Résumé
Les sophistes étaient-ils, comme le pensait Condorcet, les ancêtres des charlatans modernes, d’habiles rhéteurs ennemis de la vérité ? Ou Socrate, lui-même, comme l’affirmait Voltaire, était-il un peu charlatan ? Pour mieux comprendre l’importance du précédent grec, cette séance se propose d’explorer les frontières du savoir en suivant le personnage de l’alazōn, type du théâtre comique, fanfaron et parasite chez Aristophane, mais aussi mauvais médecin dénoncé dans le corpus hippocratique, et, plus tard, vers la fin du IVe siècle, figure incertaine entre la vantardise et la tromperie, symptôme d’un abus des mots et d’une commercialisation accrue des relations sociales. On voit ainsi se nouer, autour de l’alazōn et des définitions de l’alazōneia, les caractéristiques principales du charlatan, au croisement de l’imposture savante et de la tromperie intéressée.

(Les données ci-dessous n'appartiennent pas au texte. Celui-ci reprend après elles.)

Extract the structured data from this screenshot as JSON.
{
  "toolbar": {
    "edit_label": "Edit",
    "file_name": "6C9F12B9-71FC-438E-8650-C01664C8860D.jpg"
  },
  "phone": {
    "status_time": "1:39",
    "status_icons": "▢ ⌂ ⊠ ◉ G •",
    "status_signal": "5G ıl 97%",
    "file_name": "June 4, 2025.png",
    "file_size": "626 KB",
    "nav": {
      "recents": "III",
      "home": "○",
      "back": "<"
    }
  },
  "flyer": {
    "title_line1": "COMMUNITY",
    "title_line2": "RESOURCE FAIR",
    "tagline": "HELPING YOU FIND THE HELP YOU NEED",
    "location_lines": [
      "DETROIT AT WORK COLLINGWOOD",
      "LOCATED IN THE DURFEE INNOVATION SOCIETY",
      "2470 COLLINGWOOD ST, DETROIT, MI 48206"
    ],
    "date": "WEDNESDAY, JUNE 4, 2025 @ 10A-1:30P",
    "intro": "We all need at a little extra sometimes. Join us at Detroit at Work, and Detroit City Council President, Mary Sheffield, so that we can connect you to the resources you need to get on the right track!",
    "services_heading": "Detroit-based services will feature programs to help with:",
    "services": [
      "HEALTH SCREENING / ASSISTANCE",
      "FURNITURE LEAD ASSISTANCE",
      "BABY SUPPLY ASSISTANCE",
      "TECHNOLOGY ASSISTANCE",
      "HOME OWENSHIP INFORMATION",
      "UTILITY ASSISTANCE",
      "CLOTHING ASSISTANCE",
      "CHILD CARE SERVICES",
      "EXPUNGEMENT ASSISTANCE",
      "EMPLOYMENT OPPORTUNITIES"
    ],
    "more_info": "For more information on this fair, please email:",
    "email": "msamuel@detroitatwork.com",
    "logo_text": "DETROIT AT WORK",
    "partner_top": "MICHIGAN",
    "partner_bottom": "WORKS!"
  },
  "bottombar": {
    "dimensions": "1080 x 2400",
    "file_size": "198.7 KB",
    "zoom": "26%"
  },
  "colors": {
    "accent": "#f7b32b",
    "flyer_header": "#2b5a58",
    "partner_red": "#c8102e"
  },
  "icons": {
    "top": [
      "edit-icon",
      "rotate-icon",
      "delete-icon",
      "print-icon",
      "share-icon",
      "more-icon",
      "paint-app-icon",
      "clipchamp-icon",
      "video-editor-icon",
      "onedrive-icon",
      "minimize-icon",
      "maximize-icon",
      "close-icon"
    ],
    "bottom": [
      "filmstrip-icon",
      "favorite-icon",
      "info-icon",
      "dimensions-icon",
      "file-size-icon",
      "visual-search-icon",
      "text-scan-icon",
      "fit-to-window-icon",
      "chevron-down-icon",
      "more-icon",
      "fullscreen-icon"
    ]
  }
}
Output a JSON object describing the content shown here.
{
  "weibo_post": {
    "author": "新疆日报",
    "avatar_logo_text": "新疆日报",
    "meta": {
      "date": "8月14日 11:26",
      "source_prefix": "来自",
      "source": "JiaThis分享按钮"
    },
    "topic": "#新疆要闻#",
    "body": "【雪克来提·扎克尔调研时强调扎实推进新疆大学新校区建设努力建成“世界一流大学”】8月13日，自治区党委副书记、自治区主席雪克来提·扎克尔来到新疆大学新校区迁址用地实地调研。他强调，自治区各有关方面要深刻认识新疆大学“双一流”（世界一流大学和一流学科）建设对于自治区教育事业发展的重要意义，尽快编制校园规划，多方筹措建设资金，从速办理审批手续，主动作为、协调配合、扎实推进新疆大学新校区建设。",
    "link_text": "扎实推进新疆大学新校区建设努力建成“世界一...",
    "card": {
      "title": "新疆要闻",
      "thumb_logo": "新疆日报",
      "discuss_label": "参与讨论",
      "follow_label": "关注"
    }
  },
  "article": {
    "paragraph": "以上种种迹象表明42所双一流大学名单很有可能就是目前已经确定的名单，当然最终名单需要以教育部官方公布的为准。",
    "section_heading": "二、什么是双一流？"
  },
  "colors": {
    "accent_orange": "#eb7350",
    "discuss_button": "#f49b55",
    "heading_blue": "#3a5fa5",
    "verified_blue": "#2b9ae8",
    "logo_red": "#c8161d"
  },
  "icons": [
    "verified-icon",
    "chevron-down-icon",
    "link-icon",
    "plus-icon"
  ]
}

Les philosophes des Lumières ont hérité de la philosophie et de la science grecque une façon de disqualifier l’adversaire en l’accusant non pas de se tromper, mais de tromper les autres. Cette figure polémique assure une fonction sociopolitique, qui consiste à disqualifier les concurrents, et une fonction épistémologique, qui permet d’affirmer un régime de bonnes pratiques. Mais, comme le charlatan, l’alazōn est aussi une accusation réversible. Celui qui dénonce les charlatans doit, à son tour, se défendre d’en être un, car l’autorité intellectuelle est toujours soumise à l’épreuve du public.